Wiosna w tym roku przyniosła sporo zmian w cenach warzyw w polskim dużym hurcie. Nie wszystkie z tych zmian to zwyżki, bo niektóre warzywa radzą sobie słabo, a popyt na nie pozostaje ograniczony. A jak to jest z cebulą i jej cenami? Najkrócej mówiąc nie jest najlepiej, bo wciąż brak wyraźnego trendu zwyżkowego w tym segmencie rynku warzyw.
Ceny cebuli pakowanej w worki pozostawały w dużym hurcie stabilne od połowy marca ze średnią ceną sprzedażową 0,95 zł/kg. Dopiero ostatnio ta średnia minimalnie (o 5,3 procent) się umocniła i obecnie ceny takiej cebuli to najczęściej 0,90-1,10 zł/kg, zależnie od regionu kraju i kalibru.
Jak widać na wykresie powyżej, nie jest to poziom niski, ale należy pamiętać o wzroście kosztów produkcji i przechowywania oraz logistyki na tyle istotnym, ze powinien on mieć wyraźny wpływ na poziom cen u producenta. Zwyżkę powinna też wspierać pogoda. Jest zimno i deszczowo, co oznacza opóźnienie produkcji wczesnej cebuli, a nie bardzo to widać. Kolejny czynnik – wojna na Ukrainie, która wpłynęła na wyższe ceny kapusty i buraków, a nawet ziemniaków, cebuli jak dotąd nie objęła. A przecież eksperci ukraińscy wskazują, że kraj ten będzie miał deficyt rodzimej cebuli. Pamiętajmy też, że na naszym rynku mamy kilka milionów dodatkowych konsumentów, a więc popyt wewnętrzny powinien się umacniać.

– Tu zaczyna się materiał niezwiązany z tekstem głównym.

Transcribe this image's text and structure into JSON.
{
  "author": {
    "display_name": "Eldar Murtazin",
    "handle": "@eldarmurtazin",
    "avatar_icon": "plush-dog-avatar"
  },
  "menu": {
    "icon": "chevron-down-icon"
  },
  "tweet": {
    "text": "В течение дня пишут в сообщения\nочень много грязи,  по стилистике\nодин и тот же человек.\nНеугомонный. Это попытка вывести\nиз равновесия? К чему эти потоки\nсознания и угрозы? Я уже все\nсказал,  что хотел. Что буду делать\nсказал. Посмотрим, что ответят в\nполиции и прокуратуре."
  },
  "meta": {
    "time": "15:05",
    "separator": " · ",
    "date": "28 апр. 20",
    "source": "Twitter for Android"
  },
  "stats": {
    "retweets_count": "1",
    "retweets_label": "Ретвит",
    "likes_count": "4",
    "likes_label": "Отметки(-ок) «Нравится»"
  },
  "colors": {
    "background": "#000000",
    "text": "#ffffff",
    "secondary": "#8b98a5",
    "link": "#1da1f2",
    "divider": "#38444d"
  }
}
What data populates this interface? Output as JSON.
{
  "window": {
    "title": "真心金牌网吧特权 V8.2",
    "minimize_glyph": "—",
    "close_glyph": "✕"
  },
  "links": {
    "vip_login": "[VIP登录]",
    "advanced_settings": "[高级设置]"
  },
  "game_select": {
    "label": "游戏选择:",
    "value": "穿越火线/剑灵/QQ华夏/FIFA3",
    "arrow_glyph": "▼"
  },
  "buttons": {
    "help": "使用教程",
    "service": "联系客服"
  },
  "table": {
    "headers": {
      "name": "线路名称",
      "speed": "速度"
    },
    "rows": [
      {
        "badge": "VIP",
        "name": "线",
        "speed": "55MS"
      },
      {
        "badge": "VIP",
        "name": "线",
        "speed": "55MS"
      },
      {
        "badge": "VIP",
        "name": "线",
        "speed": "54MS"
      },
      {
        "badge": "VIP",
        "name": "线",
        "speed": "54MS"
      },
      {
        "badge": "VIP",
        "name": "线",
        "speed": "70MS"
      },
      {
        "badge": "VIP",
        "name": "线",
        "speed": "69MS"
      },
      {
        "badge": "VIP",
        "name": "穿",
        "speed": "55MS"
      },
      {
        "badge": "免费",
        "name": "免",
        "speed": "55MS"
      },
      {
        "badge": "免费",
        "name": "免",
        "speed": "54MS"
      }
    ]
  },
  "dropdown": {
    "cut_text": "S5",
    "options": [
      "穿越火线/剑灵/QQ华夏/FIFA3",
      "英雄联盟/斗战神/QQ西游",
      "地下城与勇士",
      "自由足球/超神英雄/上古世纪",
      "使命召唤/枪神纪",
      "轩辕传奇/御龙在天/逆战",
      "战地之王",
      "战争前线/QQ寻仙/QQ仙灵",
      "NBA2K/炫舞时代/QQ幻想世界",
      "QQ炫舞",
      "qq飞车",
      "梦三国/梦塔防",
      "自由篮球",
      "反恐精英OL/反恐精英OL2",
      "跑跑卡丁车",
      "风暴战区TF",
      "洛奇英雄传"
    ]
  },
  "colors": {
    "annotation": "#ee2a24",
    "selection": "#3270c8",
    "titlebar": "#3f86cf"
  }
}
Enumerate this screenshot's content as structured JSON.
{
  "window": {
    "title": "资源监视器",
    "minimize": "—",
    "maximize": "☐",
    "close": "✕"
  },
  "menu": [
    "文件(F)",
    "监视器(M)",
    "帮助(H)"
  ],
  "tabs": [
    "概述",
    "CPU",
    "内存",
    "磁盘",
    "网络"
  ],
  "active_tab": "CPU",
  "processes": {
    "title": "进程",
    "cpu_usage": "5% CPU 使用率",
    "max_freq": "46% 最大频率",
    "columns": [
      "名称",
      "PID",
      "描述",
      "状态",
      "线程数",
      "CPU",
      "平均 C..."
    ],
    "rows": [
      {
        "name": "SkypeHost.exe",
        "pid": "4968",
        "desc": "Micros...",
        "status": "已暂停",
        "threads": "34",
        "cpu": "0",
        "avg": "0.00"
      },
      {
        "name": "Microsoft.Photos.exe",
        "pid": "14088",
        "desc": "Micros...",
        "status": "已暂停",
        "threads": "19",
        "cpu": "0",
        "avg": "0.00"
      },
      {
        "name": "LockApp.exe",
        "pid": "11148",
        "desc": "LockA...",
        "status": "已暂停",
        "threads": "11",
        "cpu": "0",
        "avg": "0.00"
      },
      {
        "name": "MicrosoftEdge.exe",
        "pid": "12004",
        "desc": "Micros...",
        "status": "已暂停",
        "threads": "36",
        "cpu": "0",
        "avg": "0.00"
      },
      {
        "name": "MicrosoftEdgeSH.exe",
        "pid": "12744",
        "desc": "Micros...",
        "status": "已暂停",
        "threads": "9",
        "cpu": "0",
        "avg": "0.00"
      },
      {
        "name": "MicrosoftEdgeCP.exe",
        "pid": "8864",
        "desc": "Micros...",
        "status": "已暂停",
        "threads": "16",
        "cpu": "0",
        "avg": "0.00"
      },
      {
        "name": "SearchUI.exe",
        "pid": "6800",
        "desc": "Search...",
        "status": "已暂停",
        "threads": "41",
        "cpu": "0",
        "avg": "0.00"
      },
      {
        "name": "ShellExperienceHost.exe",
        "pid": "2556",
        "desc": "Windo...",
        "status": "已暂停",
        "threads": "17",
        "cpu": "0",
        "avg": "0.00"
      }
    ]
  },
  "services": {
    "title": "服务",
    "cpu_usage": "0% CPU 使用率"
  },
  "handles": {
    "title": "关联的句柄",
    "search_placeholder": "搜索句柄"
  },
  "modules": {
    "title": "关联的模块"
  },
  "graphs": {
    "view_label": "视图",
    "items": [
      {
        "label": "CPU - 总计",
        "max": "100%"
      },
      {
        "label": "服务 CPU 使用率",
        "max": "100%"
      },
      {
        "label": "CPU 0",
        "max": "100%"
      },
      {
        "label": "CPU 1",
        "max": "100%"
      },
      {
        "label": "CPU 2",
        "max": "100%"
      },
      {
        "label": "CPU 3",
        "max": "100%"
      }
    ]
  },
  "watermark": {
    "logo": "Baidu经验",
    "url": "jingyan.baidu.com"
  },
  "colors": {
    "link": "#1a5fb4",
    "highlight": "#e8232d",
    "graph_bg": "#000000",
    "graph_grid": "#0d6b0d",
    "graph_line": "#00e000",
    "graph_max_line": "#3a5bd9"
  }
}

Popyt się umacnia, ale nie na tyle, aby przełożyć się na wzrost cen cebuli. W dodatku bardzo słabo wypada popyt na naszą cebulę w eksporcie. W Europie nie ma na nią wielu chętnych, a konkurencja jest silna. Mimo wszystko ceny zapewne już by wzrosły w sposób bardziej znaczący, ale do Polski płynie od dawna nieprzerwany i obfity strumień słabej jakościowo, za to taniej, cebuli holenderskiej. Trafia ona do przetwórstwa, nie na rynek świeży, ale oznacza to, ze ekwiwalentne ilości surowca krajowego są upychane na naszym wewnętrznym rynku, w tym częściowo na rynku świeżym właśnie, obniżając tym samym poziom cen w hurcie.